LIBERTAD PARA LOS JÓVENES

El amor a la vida  y a la libertad es especialmente intenso en los jóvenes. Por su talante, los jóvenes son especialmente propensos a los deseos pasionales y a hacer cuanto desean. Dóciles a los placeres del vino y del amor e incapaces de dominarse ante ellos, pero también volubles y prontos a hartarse de lo que ya tienen, son apasionados. Se indignan ante la injusticia y no soportan que se les desprecie. Son bondadosos a causa de que todavía no han visto muchas maldades; crédulos porque aún no han padecido engaños; y optimistas, pues no han sufrido decepciones. La mayoría de las veces viven llenos de esperanza, ya que la esperanza atañe al futuro, y los jóvenes tienen mucho futuro y poco pasado. Por eso mismo son también fáciles de engañar, pues fácilmente se llenan de esperanzas; son magnánimos, solidarios con el dolor ajeno; gozan de convivir entre ellos; en todo pecan por demasía y por vehemencia, contra el precepto de Quilón, uno de los siete sabios de Grecia, el cual decía: «nada en exceso». Creen que lo saben todo y son obstinados en sus afirmaciones; cometen las injusticias propias de la desmesura; son compasivos; amantes de la risa, y por ello de las bromas.
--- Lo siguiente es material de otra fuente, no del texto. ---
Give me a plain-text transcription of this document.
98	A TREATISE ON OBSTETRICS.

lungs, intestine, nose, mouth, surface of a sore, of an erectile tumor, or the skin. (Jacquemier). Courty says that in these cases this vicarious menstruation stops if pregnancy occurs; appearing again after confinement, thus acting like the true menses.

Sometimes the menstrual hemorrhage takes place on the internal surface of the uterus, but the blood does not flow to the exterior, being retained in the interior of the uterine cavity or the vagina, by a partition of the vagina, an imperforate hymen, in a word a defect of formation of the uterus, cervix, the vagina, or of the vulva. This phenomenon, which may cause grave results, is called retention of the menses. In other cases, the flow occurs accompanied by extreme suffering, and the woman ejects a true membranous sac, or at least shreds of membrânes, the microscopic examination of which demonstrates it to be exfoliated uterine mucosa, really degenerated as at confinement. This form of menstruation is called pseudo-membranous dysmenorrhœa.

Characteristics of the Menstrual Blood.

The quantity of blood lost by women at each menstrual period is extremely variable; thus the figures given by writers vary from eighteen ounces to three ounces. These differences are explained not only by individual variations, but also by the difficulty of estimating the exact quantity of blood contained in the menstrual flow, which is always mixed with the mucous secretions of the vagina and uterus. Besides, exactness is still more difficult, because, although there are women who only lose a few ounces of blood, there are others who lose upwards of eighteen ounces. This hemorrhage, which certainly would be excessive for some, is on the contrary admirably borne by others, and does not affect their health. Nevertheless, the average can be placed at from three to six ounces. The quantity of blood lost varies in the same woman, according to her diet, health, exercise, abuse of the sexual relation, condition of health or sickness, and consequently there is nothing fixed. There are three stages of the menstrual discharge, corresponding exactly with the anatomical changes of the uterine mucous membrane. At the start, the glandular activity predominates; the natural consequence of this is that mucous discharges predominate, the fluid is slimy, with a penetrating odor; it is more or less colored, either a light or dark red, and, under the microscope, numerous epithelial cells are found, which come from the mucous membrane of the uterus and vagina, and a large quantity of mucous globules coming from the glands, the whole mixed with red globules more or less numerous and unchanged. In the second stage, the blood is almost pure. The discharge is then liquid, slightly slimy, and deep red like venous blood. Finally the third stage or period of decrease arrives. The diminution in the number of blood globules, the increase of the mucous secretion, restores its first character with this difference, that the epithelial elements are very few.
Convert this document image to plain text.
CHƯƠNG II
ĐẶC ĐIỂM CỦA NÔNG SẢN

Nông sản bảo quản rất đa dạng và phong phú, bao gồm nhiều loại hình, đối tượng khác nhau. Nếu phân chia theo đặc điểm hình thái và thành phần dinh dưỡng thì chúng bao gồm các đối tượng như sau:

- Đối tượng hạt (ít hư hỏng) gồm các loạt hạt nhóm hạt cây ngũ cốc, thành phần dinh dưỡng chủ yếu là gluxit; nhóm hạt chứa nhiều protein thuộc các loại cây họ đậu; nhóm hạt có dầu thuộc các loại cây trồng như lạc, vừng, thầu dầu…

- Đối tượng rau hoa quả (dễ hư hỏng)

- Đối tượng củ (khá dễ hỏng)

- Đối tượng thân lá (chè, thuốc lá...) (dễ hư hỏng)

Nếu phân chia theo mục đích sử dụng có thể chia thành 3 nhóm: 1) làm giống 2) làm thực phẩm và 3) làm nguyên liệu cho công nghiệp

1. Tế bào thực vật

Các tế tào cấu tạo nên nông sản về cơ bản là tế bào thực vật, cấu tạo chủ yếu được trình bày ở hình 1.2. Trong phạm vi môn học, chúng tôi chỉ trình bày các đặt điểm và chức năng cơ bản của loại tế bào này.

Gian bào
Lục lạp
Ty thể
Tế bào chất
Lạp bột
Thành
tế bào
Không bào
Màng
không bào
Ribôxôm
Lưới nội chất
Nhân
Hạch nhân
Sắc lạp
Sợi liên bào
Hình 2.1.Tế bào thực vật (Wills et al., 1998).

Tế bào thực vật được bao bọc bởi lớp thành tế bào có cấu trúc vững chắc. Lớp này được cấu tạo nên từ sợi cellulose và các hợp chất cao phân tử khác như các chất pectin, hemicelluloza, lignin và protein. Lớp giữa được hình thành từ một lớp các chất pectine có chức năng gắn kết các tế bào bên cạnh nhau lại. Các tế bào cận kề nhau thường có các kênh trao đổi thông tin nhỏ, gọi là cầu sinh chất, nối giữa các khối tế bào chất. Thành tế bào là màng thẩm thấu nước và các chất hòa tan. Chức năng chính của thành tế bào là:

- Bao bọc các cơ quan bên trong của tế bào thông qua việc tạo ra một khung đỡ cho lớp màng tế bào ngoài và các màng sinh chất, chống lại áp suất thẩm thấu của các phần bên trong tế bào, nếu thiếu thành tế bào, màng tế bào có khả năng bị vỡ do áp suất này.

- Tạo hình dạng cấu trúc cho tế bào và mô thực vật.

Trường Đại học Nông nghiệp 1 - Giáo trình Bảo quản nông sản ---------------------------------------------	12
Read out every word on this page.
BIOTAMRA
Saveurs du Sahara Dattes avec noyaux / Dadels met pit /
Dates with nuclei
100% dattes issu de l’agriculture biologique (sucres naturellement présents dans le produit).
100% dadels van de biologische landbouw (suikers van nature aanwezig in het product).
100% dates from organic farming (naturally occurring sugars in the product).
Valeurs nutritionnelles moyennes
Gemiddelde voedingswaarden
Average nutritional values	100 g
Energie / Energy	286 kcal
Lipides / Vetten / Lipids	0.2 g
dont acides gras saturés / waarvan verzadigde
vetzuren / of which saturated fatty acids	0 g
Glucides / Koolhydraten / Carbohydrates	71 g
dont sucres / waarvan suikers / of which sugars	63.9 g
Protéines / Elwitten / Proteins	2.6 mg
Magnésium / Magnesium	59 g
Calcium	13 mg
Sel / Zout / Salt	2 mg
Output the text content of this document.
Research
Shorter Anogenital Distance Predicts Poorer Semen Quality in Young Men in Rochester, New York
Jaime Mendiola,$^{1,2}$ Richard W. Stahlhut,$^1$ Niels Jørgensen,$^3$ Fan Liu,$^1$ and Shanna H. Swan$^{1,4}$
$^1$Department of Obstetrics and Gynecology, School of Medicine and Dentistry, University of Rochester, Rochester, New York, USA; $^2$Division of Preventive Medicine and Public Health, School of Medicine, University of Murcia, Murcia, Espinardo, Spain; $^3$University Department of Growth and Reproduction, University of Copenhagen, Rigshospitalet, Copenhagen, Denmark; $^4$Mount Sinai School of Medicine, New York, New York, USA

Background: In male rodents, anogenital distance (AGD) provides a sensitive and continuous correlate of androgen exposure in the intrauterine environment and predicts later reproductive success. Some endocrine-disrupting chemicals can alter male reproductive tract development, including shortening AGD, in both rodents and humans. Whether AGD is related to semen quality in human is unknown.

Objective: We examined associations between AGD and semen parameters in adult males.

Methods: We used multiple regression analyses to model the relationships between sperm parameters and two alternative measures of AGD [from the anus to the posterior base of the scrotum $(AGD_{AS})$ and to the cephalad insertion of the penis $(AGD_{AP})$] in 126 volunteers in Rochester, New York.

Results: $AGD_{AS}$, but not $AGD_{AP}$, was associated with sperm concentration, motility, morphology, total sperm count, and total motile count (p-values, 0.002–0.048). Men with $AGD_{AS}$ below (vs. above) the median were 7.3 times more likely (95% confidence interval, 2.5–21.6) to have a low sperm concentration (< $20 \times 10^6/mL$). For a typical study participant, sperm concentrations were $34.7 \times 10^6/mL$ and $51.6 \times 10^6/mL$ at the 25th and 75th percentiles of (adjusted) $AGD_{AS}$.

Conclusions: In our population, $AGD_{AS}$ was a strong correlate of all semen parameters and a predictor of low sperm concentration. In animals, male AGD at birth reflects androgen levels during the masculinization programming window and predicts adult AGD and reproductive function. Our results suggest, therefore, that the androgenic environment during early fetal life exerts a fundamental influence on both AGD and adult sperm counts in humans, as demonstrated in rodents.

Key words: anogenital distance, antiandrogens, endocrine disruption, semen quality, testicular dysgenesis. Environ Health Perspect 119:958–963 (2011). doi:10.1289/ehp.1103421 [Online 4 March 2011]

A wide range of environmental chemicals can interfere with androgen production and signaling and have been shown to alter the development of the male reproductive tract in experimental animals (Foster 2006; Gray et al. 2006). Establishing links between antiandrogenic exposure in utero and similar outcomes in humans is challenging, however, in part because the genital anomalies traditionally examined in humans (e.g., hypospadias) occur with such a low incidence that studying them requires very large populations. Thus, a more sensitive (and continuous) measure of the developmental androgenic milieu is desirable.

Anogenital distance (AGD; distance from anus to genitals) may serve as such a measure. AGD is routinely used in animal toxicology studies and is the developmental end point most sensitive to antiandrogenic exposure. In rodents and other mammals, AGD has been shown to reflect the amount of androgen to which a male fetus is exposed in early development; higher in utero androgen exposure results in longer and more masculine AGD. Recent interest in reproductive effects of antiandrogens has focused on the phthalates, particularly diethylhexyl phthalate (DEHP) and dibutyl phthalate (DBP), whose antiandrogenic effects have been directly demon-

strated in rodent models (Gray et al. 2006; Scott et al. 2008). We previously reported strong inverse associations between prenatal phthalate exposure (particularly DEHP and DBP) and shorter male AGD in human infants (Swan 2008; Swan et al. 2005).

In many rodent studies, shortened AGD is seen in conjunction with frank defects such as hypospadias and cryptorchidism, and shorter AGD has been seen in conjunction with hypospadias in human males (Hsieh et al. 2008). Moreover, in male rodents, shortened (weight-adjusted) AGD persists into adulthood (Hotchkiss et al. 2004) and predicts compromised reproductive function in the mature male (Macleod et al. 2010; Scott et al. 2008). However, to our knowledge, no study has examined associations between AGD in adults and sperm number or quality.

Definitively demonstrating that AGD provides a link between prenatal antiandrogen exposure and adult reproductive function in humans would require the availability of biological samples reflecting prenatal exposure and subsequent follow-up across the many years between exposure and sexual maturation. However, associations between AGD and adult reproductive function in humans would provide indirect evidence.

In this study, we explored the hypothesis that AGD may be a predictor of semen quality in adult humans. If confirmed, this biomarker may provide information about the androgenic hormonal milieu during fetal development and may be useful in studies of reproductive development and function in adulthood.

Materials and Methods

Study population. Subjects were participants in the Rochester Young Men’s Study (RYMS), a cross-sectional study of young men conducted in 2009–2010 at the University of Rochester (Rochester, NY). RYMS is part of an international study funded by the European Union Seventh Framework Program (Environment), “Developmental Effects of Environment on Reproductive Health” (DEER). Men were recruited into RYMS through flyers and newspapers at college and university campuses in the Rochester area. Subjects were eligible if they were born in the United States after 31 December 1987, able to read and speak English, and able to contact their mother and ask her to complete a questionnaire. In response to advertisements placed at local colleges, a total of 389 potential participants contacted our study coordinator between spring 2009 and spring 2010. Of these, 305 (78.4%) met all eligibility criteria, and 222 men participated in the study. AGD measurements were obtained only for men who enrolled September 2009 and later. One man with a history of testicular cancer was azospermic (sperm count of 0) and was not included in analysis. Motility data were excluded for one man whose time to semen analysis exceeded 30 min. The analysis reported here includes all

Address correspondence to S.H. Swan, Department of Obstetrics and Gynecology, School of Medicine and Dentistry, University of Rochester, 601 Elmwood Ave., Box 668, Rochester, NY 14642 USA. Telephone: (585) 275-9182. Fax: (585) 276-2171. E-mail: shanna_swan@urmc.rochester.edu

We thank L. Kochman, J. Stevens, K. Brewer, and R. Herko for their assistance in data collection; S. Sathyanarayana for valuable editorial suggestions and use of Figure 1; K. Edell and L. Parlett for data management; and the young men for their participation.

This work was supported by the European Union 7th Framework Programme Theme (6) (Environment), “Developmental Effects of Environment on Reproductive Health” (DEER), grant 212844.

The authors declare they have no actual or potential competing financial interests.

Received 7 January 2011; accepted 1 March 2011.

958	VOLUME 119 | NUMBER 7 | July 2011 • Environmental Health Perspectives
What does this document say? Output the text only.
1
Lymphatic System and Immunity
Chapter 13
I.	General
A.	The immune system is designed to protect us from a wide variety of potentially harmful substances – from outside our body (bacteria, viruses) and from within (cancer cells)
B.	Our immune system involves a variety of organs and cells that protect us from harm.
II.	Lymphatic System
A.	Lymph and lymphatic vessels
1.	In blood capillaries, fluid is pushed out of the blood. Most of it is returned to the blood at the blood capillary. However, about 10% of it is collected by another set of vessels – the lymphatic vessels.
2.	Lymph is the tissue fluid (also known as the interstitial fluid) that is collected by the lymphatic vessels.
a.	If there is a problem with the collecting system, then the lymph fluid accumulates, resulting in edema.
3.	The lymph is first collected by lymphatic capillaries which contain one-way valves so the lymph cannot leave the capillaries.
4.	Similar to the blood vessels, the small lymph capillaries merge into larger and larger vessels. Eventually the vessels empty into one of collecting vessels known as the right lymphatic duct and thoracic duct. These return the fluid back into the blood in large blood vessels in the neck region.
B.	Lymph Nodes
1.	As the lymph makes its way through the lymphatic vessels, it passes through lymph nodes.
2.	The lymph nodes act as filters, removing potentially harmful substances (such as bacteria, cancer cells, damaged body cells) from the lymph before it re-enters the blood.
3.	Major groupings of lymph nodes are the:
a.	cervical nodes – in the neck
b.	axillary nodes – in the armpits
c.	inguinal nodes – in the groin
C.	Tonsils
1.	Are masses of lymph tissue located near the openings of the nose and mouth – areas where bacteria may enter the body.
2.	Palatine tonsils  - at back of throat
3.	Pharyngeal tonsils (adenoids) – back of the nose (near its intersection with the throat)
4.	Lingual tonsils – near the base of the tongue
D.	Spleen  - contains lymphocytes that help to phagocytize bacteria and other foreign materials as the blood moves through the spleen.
En fin, aman la vida y la libertad.

 

Y sin embargo actualmente muchos jóvenes carecen de esperanza. No aman la vida y tienen una confusa idea de lo que es la libertad. ¿Qué sucede con ellos? ¿Les estamos engañando? Nacen en un ambiente materialista que de forma pública desprecia lo divino, e incluso lo más propiamente humano, y continuamente les fomenta la adoración a su cuerpo y al placer sensible del animal que todos llevamos dentro. Desde su niñez sólo oyen hablar del dinero, fama y placeres. Unidos a su móvil viven en un agresivo mundo artificial que nada tiene que ver con la realidad, en el que la moral se ridiculiza, se asegura que nada hay después de la muerte y su fin es la nada; y en el que el aborto, el suicidio y la eutanasia se ven como la cosa más natural del mundo. ¿Qué queremos? El materialismo les ha familiarizado desde niños con todo eso. Hacen lo que apetece a su cuerpo, y ven el dolor como un terrible mal del que hay que huir como sea. Y así viven muchos, indiferentes ante todo, frívolos, sin privarse de capricho alguno, pasando la luminosa mañana durmiendo y digiriendo el vino o la droga de la oscura noche anterior. Entienden la libertad como facultad de hacer cuanto les venga en gana, pasando buena parte de la noche fuera de casa bebiendo incontroladamente, sin pudor alguno, llegando a emborracharse para alardear de una aparente madurez y de un espejismo de libertad.

 

Necesitan libertad. Para amar la vida los jóvenes necesitan libertad verdadera, la que es inseparable de la verdad y del bien y está ahí, dentro de ellos mismos, en su alma, la que les permite vivir racionalmente, como hombres dignos, pensando por ellos mismos, teniendo ideas propias, queriendo libremente. Y esa libertad nunca la van a encontrar en el alcohol, las drogas, el dinero, su móvil y el llamado sexo libre y seguro. Se ha atribuido a la conciencia individual la prerrogativa de ser una instancia suprema del juicio moral, que decide sobre el bien y el mal en forma categórica, pero sin un mundo moral objetivo no somos libres. Y no puede haber mundo moral si no hay Dios que lo ha creado, probablemente por esa razón uno de los mayores apóstoles de la libertad, Locke, advierte en sus Pensamientos sobre la Educación que: «como fundamento de ella, es menester desde muy pronto inspirar al niño el amor y respeto al Ser Supremo». Así, con las normas morales que encuentran en su interior, los jóvenes aprenden a vivir bien, como hombres libres, y pueden llegar a comprender que el dolor y el sufrimiento les permiten conseguir el placer de llegar a una meta. Tenemos un gran ejemplo en la educación que se daba a los niños griegos, sobre todo en Esparta, donde el rigor de la enseñanza producía hombres realmente libres. La libertad auténtica no consiste en hacer todo lo que les da la gana, sino en vivir esta vida con dignidad y esperanza. Y sólo encontrarán una meta como la encontró un joven patricio romano del siglo tercero, Agustín de Hipona. Era un frívolo que prefería amoríos a estudios, hasta que una lectura del Hortensio de Cicerón (libro hoy perdido) le hizo pensar. Y cambió radicalmente cuando después tomó al azar un libro, y leyó lo siguiente: «nada de comilonas ni borracheras, nada de lujurias y desenfrenos, nada de rivalidades y envidias, revestíos del hombre nuevo». Eso hizo Agustín, y así encontró la verdadera libertad.